Un drapeau turc. AFP
L'opposition turque a réuni au moins dix mille sympathisants mardi à Istanbul pour marquer les cent jours écoulés depuis l'arrestation de son champion Ekrem Imamoglu, maire CHP de la ville, au soir d'un coup de filet contre son bastion d'Izmir (ouest).
« Ce combat est contre le fascisme, pour la liberté. Nous revoici ici, là où tout a commencé », a lancé le président du Parti républicain du peuple (CHP, social démocrate), Özgür Özel, devant une foule dense massée devant le siège de la municipalité d'Istanbul mardi soir, à Saraçhane. « La lutte continue ! ». Puis, s'adressant au chef de l'Etat, Recep Tayyip Erdogan : « Vous partirez. Ekrem İmamoğlu sera président ! ».
M. Özel avait lu en préambule un message de M. Imamoglu, arrêté le 19 mars et détenu depuis, accusé de corruption - ce qu'il nie - affirmant qu' »aucun pouvoir ne peut résister à une nation qui se dresse pour la justice et la liberté ».
À l'aube, plus de 120 membres de la municipalité CHP d'Izmir ont été arrêtés accusés eux aussi de « corruption ». « Nous sommes confrontés à un processus similaire à celui d'Istanbul », a dénoncé le vice-président du CHP Murat Bakan : « Ces arrestations ne relèvent pas d'une nécessité légale, mais d'un choix politique clair ».

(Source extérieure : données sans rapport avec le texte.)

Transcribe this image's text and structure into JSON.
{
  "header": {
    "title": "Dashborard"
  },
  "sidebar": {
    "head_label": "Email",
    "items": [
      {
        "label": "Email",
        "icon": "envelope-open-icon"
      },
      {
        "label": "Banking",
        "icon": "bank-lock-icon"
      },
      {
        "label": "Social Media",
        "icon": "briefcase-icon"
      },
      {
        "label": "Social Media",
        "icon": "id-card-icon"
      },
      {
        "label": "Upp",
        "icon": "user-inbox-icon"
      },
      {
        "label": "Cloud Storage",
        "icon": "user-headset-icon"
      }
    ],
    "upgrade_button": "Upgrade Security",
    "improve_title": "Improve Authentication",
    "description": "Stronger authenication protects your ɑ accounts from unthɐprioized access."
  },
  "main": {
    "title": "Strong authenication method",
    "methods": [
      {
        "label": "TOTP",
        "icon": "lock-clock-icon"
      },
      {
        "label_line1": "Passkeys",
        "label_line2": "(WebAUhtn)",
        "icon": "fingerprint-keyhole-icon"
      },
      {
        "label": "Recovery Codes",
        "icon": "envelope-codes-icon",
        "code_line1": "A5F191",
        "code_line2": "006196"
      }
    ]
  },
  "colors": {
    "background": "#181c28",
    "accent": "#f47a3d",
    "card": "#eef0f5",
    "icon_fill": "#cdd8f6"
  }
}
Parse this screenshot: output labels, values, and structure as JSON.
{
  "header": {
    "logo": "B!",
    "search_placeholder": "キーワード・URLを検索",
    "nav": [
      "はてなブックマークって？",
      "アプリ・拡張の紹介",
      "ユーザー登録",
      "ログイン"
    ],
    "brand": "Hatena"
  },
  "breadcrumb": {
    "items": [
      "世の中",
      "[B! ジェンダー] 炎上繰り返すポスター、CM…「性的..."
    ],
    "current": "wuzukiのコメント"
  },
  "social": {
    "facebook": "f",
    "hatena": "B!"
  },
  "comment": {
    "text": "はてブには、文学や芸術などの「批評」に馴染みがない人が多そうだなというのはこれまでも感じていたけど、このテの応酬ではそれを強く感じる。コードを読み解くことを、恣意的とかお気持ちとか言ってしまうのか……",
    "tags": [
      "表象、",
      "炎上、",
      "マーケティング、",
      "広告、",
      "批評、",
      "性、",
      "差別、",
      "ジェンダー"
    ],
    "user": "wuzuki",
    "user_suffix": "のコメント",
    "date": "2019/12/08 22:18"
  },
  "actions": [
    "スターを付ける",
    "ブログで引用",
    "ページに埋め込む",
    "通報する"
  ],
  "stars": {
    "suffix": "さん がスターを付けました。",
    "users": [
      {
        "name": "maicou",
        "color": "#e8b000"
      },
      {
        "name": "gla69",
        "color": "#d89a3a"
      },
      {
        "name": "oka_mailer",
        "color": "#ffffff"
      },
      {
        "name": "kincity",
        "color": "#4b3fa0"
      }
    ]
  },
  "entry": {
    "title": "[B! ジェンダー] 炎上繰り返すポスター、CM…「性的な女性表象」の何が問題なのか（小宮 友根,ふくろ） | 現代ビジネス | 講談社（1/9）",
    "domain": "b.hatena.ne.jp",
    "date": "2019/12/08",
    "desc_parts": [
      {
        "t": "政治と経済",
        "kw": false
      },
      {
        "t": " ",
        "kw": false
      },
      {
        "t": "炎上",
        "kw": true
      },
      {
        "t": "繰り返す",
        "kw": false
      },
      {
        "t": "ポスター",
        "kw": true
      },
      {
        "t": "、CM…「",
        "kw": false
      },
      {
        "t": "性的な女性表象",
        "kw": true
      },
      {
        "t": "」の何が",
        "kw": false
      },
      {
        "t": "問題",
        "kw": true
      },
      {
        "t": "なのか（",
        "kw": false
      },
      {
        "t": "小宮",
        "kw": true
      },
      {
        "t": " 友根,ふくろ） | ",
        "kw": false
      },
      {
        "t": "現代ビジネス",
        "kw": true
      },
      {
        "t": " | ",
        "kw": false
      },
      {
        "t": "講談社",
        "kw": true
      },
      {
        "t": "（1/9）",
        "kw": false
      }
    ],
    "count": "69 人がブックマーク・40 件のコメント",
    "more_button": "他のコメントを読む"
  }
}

L'arrestation d'Ekrem Imamoglu, qui faisait figure de favori pour la prochaine présidentielle en 2028 face au président Erdogan, avait déclenché une vague de protestation d'une ampleur inédite depuis le grand mouvement de contestation de Gezi en 2013.
Dans le viseur
Des dizaines de milliers de manifestants étaient descendus chaque soir pendant une semaine dans les rues des principales villes de Turquie, dont Istanbul, Ankara et Izmir. Des milliers de personnes avaient été arrêtées.
Le CHP, parti fondé par le « père » de la république turque Mustafa Kemal « Atatürk » et première force d'opposition au Parlement, est dans le viseur du pouvoir qui l'attaque par ailleurs en justice pour « fraude » lors de son dernier congrès en novembre 2023, menaçant ainsi de destituer M. Özel. Le CHP estime que ce procès est destiné à le mettre sous pression et à le punir pour avoir organiser la contestation en mars et en raison de son ascension continue dans les sondages.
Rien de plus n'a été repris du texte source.